In order to fully account for the impact of voltage drop effects, for example, it is important to have an environment that can derate for timing — on a cell-by-cell basis — based on actual voltage drops. The timing analysis engine should then make use of this derated timing data to identify potential changes to the critical paths.
In turn, the optimization engine should make appropriate modifications to address potential setup or hold problems that appear as a result of the timing changes. This requires a design environment in which the power analysis, voltage drop analysis, derating calculations, timing analysis, and optimization engines all work seamlessly together. In the absence of such an integrated environment, one would have to transfer huge amounts of data (such as SDF files) between the different point tools and iterate between them in order to address the timing problems caused by voltage-drop-induced delays.
The lack of integration between power analysis tools and the rest of the environment can result in a tremendous amount of “false errors,” such as minor voltage drops in portions of the design that won’t affect the performance or functionality of the device. Engineers often overcompensate for these false errors and modify the power grid unnecessarily. In turn, this can cause these portions of the design to fail to meet their area or timing constraints and to become congested, and compensating for this can cause ripple effects throughout the rest of the design.
Even worse, the lack of integration between power analysis tools and the rest of the environment means that, when the results from the power analysis are used to locate and isolate timing and/or signal integrity problems, the act of fixing these problems may introduce new problems into the power network. This can result in numerous, time-consuming design iterations.
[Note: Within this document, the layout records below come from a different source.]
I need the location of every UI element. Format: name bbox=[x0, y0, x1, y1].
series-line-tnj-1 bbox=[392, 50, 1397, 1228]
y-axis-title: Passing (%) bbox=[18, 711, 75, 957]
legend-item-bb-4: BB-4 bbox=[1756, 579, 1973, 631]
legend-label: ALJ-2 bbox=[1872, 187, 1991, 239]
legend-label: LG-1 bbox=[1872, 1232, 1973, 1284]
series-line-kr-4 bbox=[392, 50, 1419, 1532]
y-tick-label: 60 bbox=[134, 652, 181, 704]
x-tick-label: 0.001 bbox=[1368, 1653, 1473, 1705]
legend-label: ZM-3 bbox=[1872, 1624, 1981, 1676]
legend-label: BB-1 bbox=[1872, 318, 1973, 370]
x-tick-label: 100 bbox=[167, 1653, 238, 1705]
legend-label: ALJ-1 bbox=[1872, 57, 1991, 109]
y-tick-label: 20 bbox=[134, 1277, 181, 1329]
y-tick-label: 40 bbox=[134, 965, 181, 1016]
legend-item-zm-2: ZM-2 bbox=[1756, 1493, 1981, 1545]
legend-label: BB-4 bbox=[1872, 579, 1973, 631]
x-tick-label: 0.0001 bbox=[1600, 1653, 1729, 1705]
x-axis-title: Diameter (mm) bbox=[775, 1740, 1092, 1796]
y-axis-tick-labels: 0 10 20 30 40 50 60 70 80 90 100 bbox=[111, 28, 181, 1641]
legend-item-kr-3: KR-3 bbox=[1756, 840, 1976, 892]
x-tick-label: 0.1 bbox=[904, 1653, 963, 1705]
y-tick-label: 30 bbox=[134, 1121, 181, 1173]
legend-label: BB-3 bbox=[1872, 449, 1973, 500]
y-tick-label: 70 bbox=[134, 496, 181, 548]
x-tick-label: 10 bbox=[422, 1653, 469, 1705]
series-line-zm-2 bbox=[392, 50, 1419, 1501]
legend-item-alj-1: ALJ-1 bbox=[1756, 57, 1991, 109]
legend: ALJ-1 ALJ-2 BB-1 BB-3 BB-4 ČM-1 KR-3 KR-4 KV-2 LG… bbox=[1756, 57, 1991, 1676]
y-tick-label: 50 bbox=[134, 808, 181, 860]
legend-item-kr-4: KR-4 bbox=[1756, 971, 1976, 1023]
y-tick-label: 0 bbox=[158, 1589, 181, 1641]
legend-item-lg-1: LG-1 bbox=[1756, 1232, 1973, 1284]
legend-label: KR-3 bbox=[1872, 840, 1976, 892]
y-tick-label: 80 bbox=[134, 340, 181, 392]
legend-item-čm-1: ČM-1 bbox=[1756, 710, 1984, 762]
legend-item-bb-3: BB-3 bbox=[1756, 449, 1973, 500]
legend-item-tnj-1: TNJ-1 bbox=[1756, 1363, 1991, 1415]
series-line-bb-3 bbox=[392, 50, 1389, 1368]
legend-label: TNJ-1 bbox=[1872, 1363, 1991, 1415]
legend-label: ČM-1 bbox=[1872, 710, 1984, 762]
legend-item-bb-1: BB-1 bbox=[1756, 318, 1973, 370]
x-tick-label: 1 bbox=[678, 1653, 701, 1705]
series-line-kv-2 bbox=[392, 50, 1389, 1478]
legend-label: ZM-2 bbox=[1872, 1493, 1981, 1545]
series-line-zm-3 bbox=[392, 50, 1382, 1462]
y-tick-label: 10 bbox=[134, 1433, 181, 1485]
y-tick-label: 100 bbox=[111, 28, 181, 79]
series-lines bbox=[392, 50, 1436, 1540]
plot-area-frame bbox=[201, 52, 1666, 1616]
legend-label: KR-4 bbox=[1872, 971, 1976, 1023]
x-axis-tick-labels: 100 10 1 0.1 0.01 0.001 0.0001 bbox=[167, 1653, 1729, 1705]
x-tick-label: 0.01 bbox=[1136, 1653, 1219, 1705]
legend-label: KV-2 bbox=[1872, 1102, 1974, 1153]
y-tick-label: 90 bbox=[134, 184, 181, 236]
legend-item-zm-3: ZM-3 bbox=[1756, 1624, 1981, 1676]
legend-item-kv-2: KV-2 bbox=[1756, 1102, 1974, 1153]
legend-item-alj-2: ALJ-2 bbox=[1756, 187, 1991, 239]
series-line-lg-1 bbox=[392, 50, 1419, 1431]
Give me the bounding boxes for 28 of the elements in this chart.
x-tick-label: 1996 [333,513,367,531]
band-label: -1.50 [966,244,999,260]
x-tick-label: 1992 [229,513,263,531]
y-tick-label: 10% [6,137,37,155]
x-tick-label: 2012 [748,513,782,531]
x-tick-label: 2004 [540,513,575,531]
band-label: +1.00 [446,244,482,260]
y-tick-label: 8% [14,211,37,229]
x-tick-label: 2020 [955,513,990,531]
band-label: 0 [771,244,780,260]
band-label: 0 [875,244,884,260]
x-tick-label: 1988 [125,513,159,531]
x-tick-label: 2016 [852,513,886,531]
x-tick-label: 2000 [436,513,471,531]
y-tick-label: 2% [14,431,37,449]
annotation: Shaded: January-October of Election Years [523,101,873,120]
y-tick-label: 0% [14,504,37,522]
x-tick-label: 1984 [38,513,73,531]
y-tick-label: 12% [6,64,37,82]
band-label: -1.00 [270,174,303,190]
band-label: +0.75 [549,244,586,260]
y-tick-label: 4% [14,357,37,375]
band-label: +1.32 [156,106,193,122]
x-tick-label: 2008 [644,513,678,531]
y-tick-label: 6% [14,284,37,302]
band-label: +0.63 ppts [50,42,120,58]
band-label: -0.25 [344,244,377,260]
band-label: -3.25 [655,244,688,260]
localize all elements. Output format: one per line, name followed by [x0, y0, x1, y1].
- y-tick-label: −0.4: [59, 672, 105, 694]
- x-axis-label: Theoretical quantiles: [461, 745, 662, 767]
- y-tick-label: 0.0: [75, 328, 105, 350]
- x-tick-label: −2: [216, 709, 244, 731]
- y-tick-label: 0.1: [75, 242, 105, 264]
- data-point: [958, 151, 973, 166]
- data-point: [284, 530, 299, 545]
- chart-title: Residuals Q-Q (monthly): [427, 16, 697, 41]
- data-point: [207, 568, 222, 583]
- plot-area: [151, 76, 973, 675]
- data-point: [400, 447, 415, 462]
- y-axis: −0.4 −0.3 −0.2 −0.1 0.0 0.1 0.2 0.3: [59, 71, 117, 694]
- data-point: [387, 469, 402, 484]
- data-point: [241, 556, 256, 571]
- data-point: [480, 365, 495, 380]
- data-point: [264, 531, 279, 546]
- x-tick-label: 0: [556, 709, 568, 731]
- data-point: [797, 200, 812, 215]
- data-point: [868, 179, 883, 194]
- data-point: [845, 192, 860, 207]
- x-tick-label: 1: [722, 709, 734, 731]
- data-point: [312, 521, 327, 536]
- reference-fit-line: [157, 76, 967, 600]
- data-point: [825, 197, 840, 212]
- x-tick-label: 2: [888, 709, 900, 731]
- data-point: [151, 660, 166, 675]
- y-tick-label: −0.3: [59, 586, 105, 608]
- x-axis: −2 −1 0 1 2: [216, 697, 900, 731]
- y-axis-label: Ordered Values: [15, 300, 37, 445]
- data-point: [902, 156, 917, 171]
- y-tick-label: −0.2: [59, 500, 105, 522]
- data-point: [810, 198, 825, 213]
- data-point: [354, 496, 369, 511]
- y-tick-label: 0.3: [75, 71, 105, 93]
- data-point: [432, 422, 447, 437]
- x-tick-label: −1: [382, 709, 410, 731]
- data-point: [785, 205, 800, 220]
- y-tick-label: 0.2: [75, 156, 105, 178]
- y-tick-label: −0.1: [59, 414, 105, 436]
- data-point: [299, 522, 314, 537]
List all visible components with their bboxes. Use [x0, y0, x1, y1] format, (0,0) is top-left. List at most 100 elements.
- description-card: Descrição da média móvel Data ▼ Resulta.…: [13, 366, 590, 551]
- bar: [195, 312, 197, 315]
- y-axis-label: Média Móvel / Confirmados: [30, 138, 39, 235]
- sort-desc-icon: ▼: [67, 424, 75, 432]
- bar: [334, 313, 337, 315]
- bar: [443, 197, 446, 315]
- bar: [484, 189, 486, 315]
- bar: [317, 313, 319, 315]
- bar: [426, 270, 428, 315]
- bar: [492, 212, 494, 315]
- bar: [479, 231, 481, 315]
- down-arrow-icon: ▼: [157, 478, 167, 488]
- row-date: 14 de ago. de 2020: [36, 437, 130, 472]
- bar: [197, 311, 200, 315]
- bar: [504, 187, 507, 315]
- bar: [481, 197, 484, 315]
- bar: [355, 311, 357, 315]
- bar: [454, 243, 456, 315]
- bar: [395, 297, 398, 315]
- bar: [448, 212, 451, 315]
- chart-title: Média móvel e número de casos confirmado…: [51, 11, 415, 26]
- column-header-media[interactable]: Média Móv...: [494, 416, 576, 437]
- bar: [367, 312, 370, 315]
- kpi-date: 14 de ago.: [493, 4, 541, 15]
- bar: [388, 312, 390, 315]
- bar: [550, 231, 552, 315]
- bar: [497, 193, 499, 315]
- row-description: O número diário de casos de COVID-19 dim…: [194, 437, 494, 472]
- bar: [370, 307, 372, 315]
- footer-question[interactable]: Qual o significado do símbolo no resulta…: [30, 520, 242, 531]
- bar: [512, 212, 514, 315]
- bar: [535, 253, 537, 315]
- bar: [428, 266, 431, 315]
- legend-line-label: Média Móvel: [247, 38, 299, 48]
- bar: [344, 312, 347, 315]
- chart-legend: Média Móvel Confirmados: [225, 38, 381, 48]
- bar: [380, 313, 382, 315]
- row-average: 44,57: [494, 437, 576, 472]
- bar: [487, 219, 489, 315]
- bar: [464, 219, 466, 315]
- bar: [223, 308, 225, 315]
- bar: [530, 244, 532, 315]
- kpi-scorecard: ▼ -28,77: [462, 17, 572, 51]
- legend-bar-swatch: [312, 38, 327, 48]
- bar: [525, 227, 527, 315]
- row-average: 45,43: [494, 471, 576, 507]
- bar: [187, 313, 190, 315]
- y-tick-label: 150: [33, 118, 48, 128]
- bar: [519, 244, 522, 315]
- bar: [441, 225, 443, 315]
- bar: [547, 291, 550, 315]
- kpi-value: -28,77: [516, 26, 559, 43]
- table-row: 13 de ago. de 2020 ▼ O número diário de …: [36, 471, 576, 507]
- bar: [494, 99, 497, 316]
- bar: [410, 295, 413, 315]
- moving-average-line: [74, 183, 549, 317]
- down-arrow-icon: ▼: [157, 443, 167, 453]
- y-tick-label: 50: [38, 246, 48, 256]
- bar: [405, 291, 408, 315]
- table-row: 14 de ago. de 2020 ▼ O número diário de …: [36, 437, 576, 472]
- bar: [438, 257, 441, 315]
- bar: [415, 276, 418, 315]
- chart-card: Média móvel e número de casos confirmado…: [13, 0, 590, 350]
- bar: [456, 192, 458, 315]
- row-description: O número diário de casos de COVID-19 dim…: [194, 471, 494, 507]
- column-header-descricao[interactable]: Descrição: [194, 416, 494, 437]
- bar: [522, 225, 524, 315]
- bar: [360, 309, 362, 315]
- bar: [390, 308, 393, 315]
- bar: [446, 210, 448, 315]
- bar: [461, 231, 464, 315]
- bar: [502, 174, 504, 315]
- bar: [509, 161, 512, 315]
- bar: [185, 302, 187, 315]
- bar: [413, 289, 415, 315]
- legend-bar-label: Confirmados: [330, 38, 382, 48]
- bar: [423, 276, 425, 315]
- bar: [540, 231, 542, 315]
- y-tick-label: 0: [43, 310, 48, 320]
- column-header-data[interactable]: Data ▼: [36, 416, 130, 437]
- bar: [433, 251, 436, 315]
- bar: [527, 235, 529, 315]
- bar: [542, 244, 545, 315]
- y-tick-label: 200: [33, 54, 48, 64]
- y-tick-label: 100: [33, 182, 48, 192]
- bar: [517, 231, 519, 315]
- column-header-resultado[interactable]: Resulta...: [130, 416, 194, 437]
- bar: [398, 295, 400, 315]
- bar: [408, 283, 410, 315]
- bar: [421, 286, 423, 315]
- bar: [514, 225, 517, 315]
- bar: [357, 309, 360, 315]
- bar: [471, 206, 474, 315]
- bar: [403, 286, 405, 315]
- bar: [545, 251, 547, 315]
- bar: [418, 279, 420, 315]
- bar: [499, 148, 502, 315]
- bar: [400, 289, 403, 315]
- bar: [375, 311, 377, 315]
Ultimately, using point-solution power analysis tools can result in non-convergent solutions that prevent designs from meeting their time-to-market windows (or from being realized at all). Thus, a true low-power design environment should have all of the power analysis tools operating concurrently with the implementation tools, including synthesis, place-and-route, clock-tree, extraction, timing, and signal integrity analysis. Furthermore, all of the tools in the environment should operate on a common data model so as to provide them with concurrent access to analysis data and enable “on-the-fly” changes to the design.